A limited number of young women thrown abruptly upon their own resources become social secretaries if their own social positions have insensibly prepared them for the position, and if they live in a city large enough to warrant this fancy but by no means inactive post. In Washington they are much in demand by Senators' and Congressmen's wives suddenly translated from a small town where the banker's lady hobnobbed with the prosperous undertaker's family, to a city where the laws of social precedence are as rigid as at the court of the Hapsburgs and a good deal more complicated. But these young women must themselves have lived in Washington for many years, or they will be forced to divide their salary with a native assistant.

The most famous social secretary in the United States, if not in the world, is Maria de Barril, and she is secretary not to one rich woman but to New York society itself. Her position, entirely self-made, is unique and secure, and well worth telling.

Pampered for the first twenty years of her life like a princess and with all her blood derived from one of the oldest and most relaxed nations in Europe, she was suddenly forced to choose between sinking out of sight, the mere breath kept in her body, perhaps, on a pittance from distant relatives, or going to work.
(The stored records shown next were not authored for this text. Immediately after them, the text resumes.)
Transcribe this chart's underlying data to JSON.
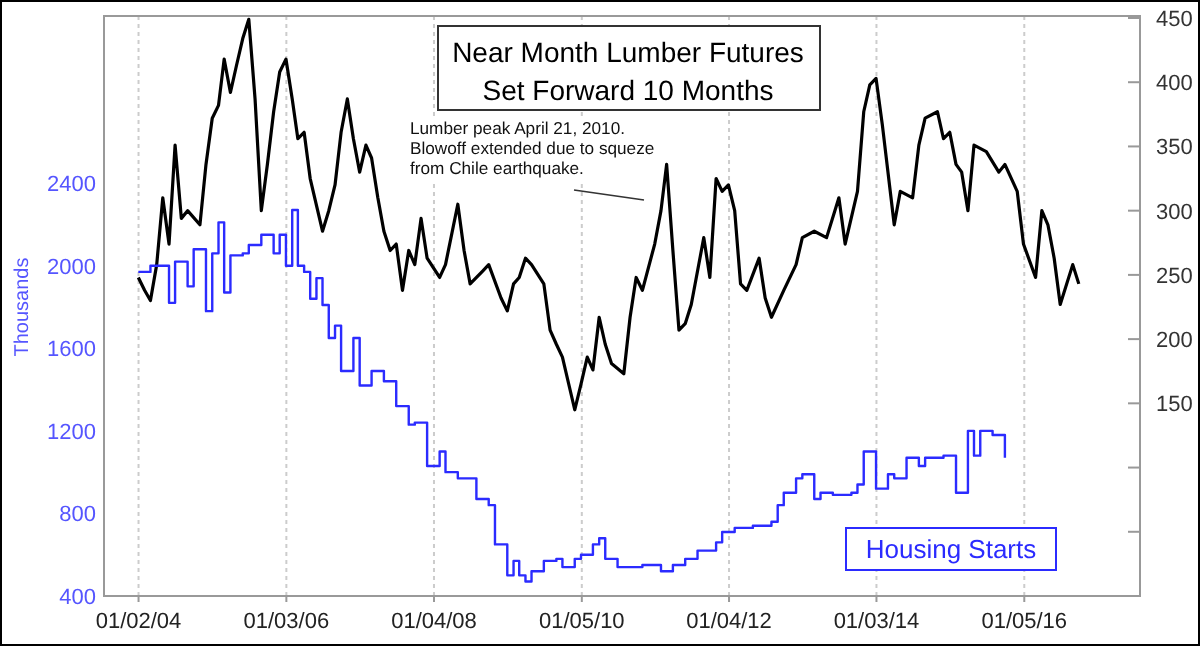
{
  "chart_data": {
    "type": "line",
    "title": "Near Month Lumber Futures\nSet Forward 10 Months",
    "ylabel": "Thousands",
    "annotations": [
      "Lumber peak April 21, 2010.\nBlowoff extended due to squeze\nfrom Chile earthquake."
    ],
    "xlim": [
      "2003-07-15",
      "2017-07-31"
    ],
    "xticks": [
      {
        "value": "2004-01-02",
        "label": "01/02/04"
      },
      {
        "value": "2006-01-03",
        "label": "01/03/06"
      },
      {
        "value": "2008-01-04",
        "label": "01/04/08"
      },
      {
        "value": "2010-01-05",
        "label": "01/05/10"
      },
      {
        "value": "2012-01-04",
        "label": "01/04/12"
      },
      {
        "value": "2014-01-03",
        "label": "01/03/14"
      },
      {
        "value": "2016-01-05",
        "label": "01/05/16"
      }
    ],
    "ylim": [
      400,
      3200
    ],
    "yticks": [
      400,
      800,
      1200,
      1600,
      2000,
      2400
    ],
    "y2lim": [
      0,
      450
    ],
    "y2ticks": [
      {
        "value": 50,
        "label": null
      },
      {
        "value": 100,
        "label": null
      },
      150,
      200,
      250,
      300,
      350,
      400,
      450
    ],
    "grid": "x",
    "legend": "bottom right",
    "series": [
      {
        "axis": "y2",
        "color": "#000000",
        "x": [
          "2004-01",
          "2004-02",
          "2004-03",
          "2004-04",
          "2004-05",
          "2004-06",
          "2004-07",
          "2004-08",
          "2004-09",
          "2004-11",
          "2004-12",
          "2005-01",
          "2005-02",
          "2005-03",
          "2005-04",
          "2005-05",
          "2005-06",
          "2005-07",
          "2005-08",
          "2005-09",
          "2005-10",
          "2005-11",
          "2005-12",
          "2006-01",
          "2006-02",
          "2006-03",
          "2006-04",
          "2006-05",
          "2006-07",
          "2006-08",
          "2006-09",
          "2006-10",
          "2006-11",
          "2006-12",
          "2007-01",
          "2007-02",
          "2007-03",
          "2007-04",
          "2007-05",
          "2007-06",
          "2007-07",
          "2007-08",
          "2007-09",
          "2007-10",
          "2007-11",
          "2007-12",
          "2008-02",
          "2008-03",
          "2008-05",
          "2008-06",
          "2008-07",
          "2008-09",
          "2008-10",
          "2008-12",
          "2009-01",
          "2009-02",
          "2009-03",
          "2009-04",
          "2009-05",
          "2009-07",
          "2009-08",
          "2009-09",
          "2009-10",
          "2009-12",
          "2010-01",
          "2010-02",
          "2010-03",
          "2010-04",
          "2010-05",
          "2010-06",
          "2010-08",
          "2010-09",
          "2010-10",
          "2010-11",
          "2011-01",
          "2011-02",
          "2011-03",
          "2011-04",
          "2011-05",
          "2011-06",
          "2011-07",
          "2011-09",
          "2011-10",
          "2011-11",
          "2011-12",
          "2012-01",
          "2012-02",
          "2012-03",
          "2012-04",
          "2012-06",
          "2012-07",
          "2012-08",
          "2012-10",
          "2012-12",
          "2013-01",
          "2013-03",
          "2013-05",
          "2013-07",
          "2013-08",
          "2013-10",
          "2013-11",
          "2013-12",
          "2014-01",
          "2014-02",
          "2014-04",
          "2014-05",
          "2014-07",
          "2014-08",
          "2014-09",
          "2014-11",
          "2014-12",
          "2015-01",
          "2015-02",
          "2015-03",
          "2015-04",
          "2015-05",
          "2015-07",
          "2015-09",
          "2015-10",
          "2015-12",
          "2016-01",
          "2016-03",
          "2016-04",
          "2016-05",
          "2016-06",
          "2016-07",
          "2016-09",
          "2016-10"
        ],
        "values": [
          248,
          238,
          230,
          258,
          310,
          274,
          351,
          294,
          300,
          289,
          336,
          372,
          382,
          418,
          392,
          413,
          434,
          449,
          387,
          300,
          336,
          377,
          408,
          418,
          387,
          356,
          361,
          325,
          284,
          300,
          320,
          361,
          387,
          356,
          330,
          351,
          341,
          310,
          284,
          269,
          274,
          238,
          269,
          258,
          294,
          263,
          248,
          258,
          305,
          269,
          243,
          253,
          258,
          232,
          222,
          243,
          248,
          263,
          258,
          243,
          207,
          196,
          186,
          145,
          165,
          186,
          176,
          217,
          196,
          181,
          173,
          217,
          248,
          238,
          274,
          300,
          336,
          269,
          207,
          212,
          227,
          279,
          248,
          325,
          315,
          320,
          300,
          243,
          238,
          263,
          232,
          217,
          238,
          258,
          279,
          284,
          279,
          310,
          274,
          315,
          377,
          398,
          403,
          367,
          289,
          315,
          310,
          351,
          372,
          377,
          356,
          361,
          336,
          330,
          300,
          351,
          346,
          330,
          336,
          315,
          274,
          248,
          300,
          289,
          263,
          227,
          258,
          243
        ]
      },
      {
        "type": "step",
        "axis": "y",
        "name": "Housing Starts",
        "color": "#2b2bff",
        "x": [
          "2004-01",
          "2004-03",
          "2004-05",
          "2004-06",
          "2004-07",
          "2004-09",
          "2004-10",
          "2004-12",
          "2005-01",
          "2005-02",
          "2005-03",
          "2005-04",
          "2005-06",
          "2005-07",
          "2005-09",
          "2005-11",
          "2005-12",
          "2006-01",
          "2006-02",
          "2006-03",
          "2006-04",
          "2006-05",
          "2006-06",
          "2006-07",
          "2006-08",
          "2006-09",
          "2006-10",
          "2006-12",
          "2007-01",
          "2007-03",
          "2007-05",
          "2007-07",
          "2007-09",
          "2007-10",
          "2007-12",
          "2008-02",
          "2008-03",
          "2008-05",
          "2008-08",
          "2008-10",
          "2008-11",
          "2009-01",
          "2009-02",
          "2009-03",
          "2009-04",
          "2009-05",
          "2009-07",
          "2009-09",
          "2009-10",
          "2009-12",
          "2010-01",
          "2010-03",
          "2010-04",
          "2010-05",
          "2010-07",
          "2010-11",
          "2011-02",
          "2011-04",
          "2011-06",
          "2011-08",
          "2011-11",
          "2011-12",
          "2012-02",
          "2012-05",
          "2012-08",
          "2012-09",
          "2012-10",
          "2012-12",
          "2013-01",
          "2013-03",
          "2013-04",
          "2013-06",
          "2013-09",
          "2013-10",
          "2013-11",
          "2014-01",
          "2014-03",
          "2014-04",
          "2014-06",
          "2014-08",
          "2014-09",
          "2014-11",
          "2014-12",
          "2015-02",
          "2015-04",
          "2015-05",
          "2015-06",
          "2015-08",
          "2015-10"
        ],
        "values": [
          1970,
          2000,
          2000,
          1820,
          2020,
          1900,
          2080,
          1780,
          2060,
          2210,
          1870,
          2050,
          2060,
          2100,
          2150,
          2060,
          2150,
          2000,
          2270,
          2000,
          1970,
          1840,
          1940,
          1810,
          1650,
          1710,
          1490,
          1650,
          1420,
          1490,
          1440,
          1320,
          1230,
          1240,
          1030,
          1100,
          1000,
          970,
          870,
          840,
          650,
          500,
          570,
          500,
          470,
          520,
          570,
          580,
          540,
          580,
          600,
          650,
          680,
          580,
          540,
          550,
          520,
          550,
          580,
          620,
          660,
          710,
          730,
          740,
          760,
          840,
          900,
          970,
          990,
          870,
          900,
          890,
          900,
          940,
          1100,
          920,
          990,
          970,
          1070,
          1030,
          1070,
          1070,
          1080,
          900,
          1200,
          1080,
          1200,
          1180,
          1070
        ]
      }
    ]
  }
}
She did not hesitate an instant. Being of society she knew its needs, and although she was too young to look far ahead and foresee the structure which was to rise upon these tentative foundations, she shrewdly began by offering her services to certain friends often hopelessly bewildered with the mass of work they were obliged to leave to incompetent secretaries and housekeepers. One thing led to another, as it always does with brave spirits, and to-day Miss de Barril has a position in life which, with its independence and freedom, she would not exchange for that of any of her patrons. She conducted her economic venture with consummate tact from the first. Owing to a promise made her mother, the haughtiest of old Spanish dames as I remember her, she never has entered on business the houses of the society that employs her, and has retained her original social position apparently without effort.
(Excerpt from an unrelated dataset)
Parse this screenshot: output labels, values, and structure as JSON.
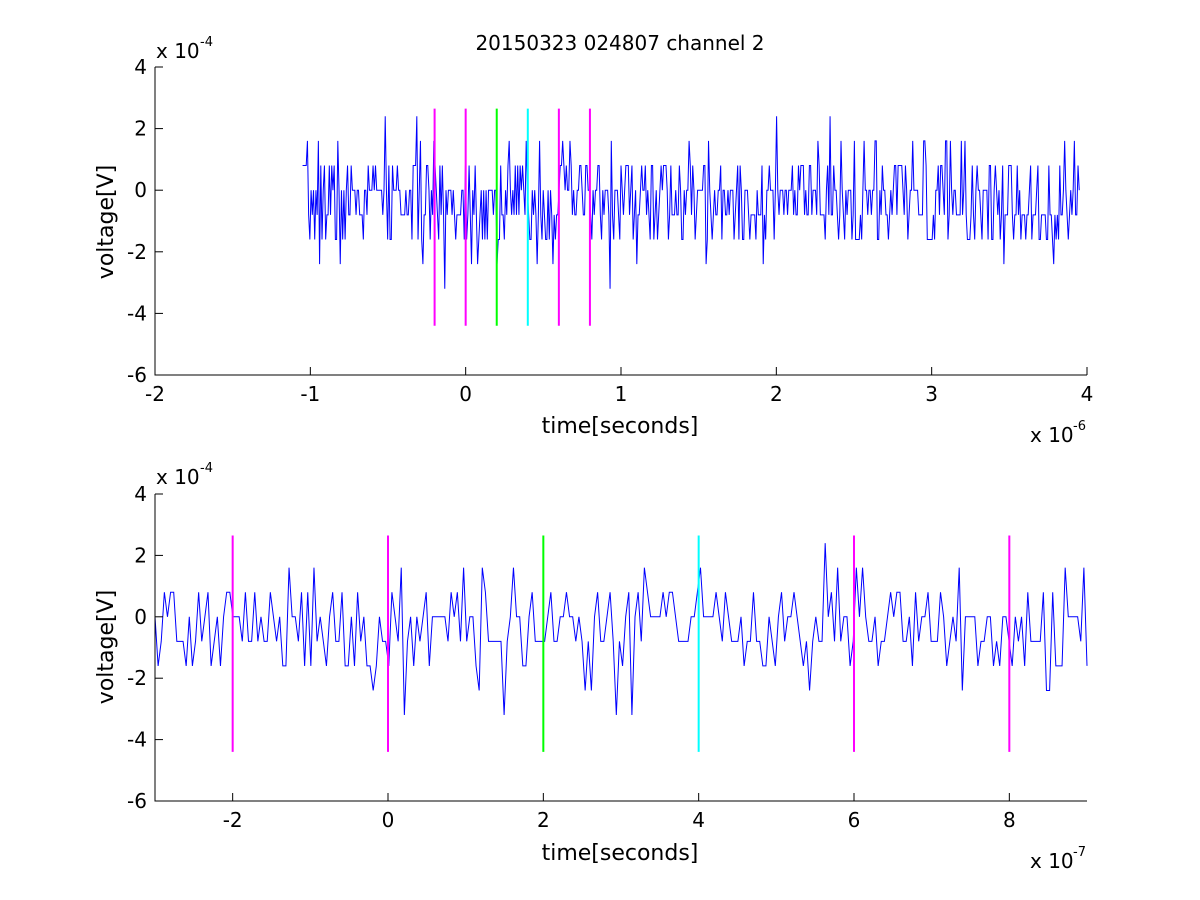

She has offices, which she calls her embassy, and there, with a staff of secretaries, she advises, dictates, revises lists, issues thousands of invitations a week during the season, plans entertainments for practically all of New York society that makes a business of pleasure.
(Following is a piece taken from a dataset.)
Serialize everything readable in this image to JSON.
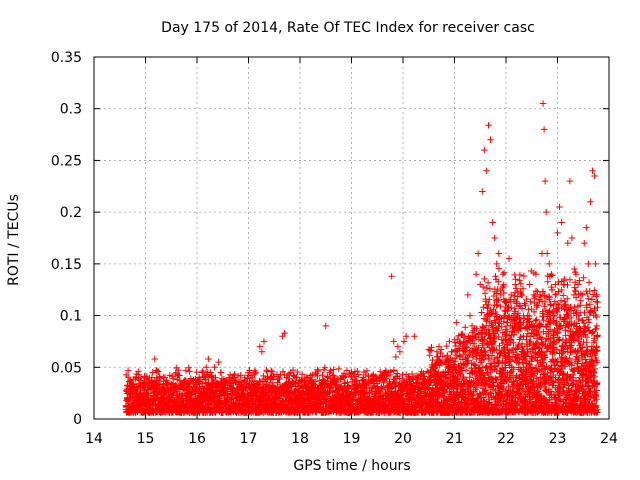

Some years ago a scion of one of those New York families so much written about that they have become almost historical, married after the death of his mother, and wished to introduce his bride at a dinner-dance in the large and ugly mansion whose portals in his mother's day opened only to the indisputably elect.

The bridegroom found his mother's list, but, never having exercised his masculine faculties in this fashion before, and hazy as to whether all on that list were still alive or within the pale, he wrote to the social ambassadress asking her to come to his house on a certain morning and advise him. Miss de Barril replied that not even for a member of his family, devoted as she was to it, would she break her promise to her mother, and he trotted down to her without further parley. Moreover, she was one of the guests at the dinner.

Of course it goes without saying that Miss de Barril has not only brains and energy, but character, a quite remarkably fascinating personality, and a thorough knowledge of the world. Many would have failed where she succeeded. She must have had many diplomatists among her ancestors, for her tact is incredible, although in her case Latin subtlety never has degenerated into hypocrisy. No woman has more devoted friends. Personally I know that I should have thrown them all out of the window the first month and then retired to a cave on a mountain. She must have the social sense in the highest degree, combined with a real love of "the world."

Her personal appearance may have something to do with her success. Descended on one side from the Incas of Peru, she looks like a Spanish grandee, and is known variously to her friends as "Inca," "Queen," and "Doña Maria"—my own name for her. When I knew her first she found it far too much of an effort to pull on her stockings and was as haughty and arrogant a young girl as was to be found in the then cold and stately city of New York. She looks as haughty as ever because it is difficult for a Spaniard of her blood to look otherwise; but her manners are now as charming as her manner is imposing; and if the bottom suddenly fell out of Society her developed force of character would steer her straight into another lucrative position with no disastrous loss of time.

It remains to be pointed out that she would have failed in this particular sphere if New York Society had been as callous and devoid of loyalty even in those days, as the novel of fashion has won its little success by depicting it. The most socially eminent of her friends were those that helped her from the first, and with them she is as intimate as ever to-day.